Laura Glüer: Outra espécie de alma-gêmea que eu tive na Fabico. Também é capricorniana e muito inteligente. Nos tornamos amigos bem no início da faculdade. Sempre integrávamos os mesmos grupos para fazer os trabalhinhos acadêmicos. Muita amizade, almoços no R.U., no bar da Fabico, bate papos descontraídos e gostos em comum. Depois da formatura, casou-se, morou no interior, tornou-se mãe de uma menina e nos reencontramos no ano passado graças ao Orkut. É professora de Jornalismo e leciona no IPA.

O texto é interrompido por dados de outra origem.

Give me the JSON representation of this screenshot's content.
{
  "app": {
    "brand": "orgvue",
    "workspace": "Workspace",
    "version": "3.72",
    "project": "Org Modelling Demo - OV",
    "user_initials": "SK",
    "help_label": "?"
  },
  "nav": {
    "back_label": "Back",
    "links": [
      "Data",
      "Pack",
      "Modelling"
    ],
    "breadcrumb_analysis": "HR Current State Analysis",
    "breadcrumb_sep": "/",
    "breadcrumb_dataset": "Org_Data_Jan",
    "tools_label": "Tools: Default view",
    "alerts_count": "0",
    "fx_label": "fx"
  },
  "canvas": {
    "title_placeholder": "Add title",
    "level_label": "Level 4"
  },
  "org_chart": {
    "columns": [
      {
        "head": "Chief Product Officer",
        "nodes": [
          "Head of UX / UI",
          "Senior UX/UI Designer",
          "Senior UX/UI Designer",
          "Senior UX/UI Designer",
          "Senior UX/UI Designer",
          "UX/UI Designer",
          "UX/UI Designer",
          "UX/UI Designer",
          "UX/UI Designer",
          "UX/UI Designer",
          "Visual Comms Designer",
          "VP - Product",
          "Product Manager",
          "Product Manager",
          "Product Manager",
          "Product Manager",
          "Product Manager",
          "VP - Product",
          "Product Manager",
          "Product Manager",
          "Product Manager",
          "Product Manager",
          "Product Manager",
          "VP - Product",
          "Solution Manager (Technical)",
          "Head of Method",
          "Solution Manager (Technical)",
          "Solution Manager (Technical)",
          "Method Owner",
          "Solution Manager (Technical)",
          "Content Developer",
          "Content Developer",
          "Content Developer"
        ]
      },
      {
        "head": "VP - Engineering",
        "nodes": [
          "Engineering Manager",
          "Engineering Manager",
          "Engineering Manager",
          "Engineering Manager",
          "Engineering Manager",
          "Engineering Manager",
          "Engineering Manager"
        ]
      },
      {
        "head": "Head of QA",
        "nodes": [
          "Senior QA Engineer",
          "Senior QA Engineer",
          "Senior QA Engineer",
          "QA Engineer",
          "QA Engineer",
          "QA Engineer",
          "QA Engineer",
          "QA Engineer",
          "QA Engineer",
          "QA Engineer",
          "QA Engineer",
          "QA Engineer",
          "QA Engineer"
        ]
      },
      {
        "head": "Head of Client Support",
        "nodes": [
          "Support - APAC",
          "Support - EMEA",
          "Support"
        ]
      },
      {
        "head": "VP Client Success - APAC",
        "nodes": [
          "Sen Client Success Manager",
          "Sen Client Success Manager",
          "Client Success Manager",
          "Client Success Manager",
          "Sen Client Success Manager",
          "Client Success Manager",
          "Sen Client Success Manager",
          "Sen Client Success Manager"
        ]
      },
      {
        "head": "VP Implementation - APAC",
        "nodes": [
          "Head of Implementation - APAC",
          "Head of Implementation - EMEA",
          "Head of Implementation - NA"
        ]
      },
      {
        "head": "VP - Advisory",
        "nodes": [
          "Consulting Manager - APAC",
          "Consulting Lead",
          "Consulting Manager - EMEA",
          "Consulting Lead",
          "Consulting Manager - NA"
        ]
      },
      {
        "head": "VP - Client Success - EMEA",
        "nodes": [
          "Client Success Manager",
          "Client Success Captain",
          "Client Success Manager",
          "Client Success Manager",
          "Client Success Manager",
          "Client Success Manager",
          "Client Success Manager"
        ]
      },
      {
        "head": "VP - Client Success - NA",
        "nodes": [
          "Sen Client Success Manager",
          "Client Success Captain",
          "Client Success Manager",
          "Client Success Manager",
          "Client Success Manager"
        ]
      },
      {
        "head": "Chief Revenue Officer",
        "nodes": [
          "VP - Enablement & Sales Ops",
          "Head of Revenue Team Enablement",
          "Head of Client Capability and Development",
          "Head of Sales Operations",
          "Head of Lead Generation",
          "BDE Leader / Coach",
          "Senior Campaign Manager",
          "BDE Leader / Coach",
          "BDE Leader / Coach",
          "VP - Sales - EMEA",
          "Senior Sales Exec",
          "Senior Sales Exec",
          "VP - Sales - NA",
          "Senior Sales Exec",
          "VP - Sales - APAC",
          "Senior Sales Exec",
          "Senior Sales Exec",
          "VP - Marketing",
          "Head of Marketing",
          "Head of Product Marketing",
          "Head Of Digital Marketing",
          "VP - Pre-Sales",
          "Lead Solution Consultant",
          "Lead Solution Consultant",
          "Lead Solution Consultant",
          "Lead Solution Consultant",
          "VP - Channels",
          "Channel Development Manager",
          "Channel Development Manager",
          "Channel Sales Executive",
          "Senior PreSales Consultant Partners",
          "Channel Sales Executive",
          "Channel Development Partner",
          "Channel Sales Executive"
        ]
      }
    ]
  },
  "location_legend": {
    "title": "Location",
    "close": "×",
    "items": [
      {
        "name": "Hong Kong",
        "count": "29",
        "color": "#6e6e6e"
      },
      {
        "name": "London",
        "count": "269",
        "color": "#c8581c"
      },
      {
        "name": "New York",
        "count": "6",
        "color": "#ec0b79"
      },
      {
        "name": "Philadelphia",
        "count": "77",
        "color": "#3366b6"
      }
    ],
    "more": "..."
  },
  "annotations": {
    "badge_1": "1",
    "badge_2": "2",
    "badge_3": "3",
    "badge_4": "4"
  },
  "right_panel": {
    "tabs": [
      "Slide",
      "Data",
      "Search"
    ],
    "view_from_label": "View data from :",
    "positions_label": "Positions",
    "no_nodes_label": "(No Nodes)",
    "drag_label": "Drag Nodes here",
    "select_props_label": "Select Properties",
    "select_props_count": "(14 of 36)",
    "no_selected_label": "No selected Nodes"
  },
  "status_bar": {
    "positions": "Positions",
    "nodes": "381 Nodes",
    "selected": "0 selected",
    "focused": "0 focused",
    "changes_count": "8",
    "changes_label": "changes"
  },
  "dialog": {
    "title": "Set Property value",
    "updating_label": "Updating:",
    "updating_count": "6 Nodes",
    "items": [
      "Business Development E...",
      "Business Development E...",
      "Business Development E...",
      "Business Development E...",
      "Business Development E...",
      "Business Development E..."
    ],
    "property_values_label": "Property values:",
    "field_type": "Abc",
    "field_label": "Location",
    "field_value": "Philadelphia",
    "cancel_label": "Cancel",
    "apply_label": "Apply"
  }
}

Outros colegas que não estão na foto e que merecem ser citados: Fabrício Carpi Nejar (hoje um consagrado poetas, considerado um dos nomes mais fortes da nova geração literária), Géssica Trindade (atualmente, repórter de Zero Hora no Vale dos Sinos), Sylvio Sirângelo (repórter-fotográfico, funcionário do Tribunal Regional Federal da 4ª Região, muito provavelmente deve ter sido ele quem bateu a foto acima), Marcelo Cavalcante (o querido "Marcelo Mala", cinegrafista e jornalista veterano), Denise Garcia (produtora cultural, é casada com o cartunista Alan Sieber. Ela tinha os cabelos longos, escorridos e pretos, da cor da asa da graúna.

Como diria o rapper Thaíde: que tempo bom, que não volta nunca mais.

sexta-feira, julho 27, 2007

Hard working man


Olha aí o negrão refestelado junto com seus colegas da assessoria do IPA. A foto foi tirada no Colégio Americano.

No sentido horário (acima): Carlos Ismael (de braços cruzados), Alex, Carol, Diéli, Vanessa, Aline e Fernando.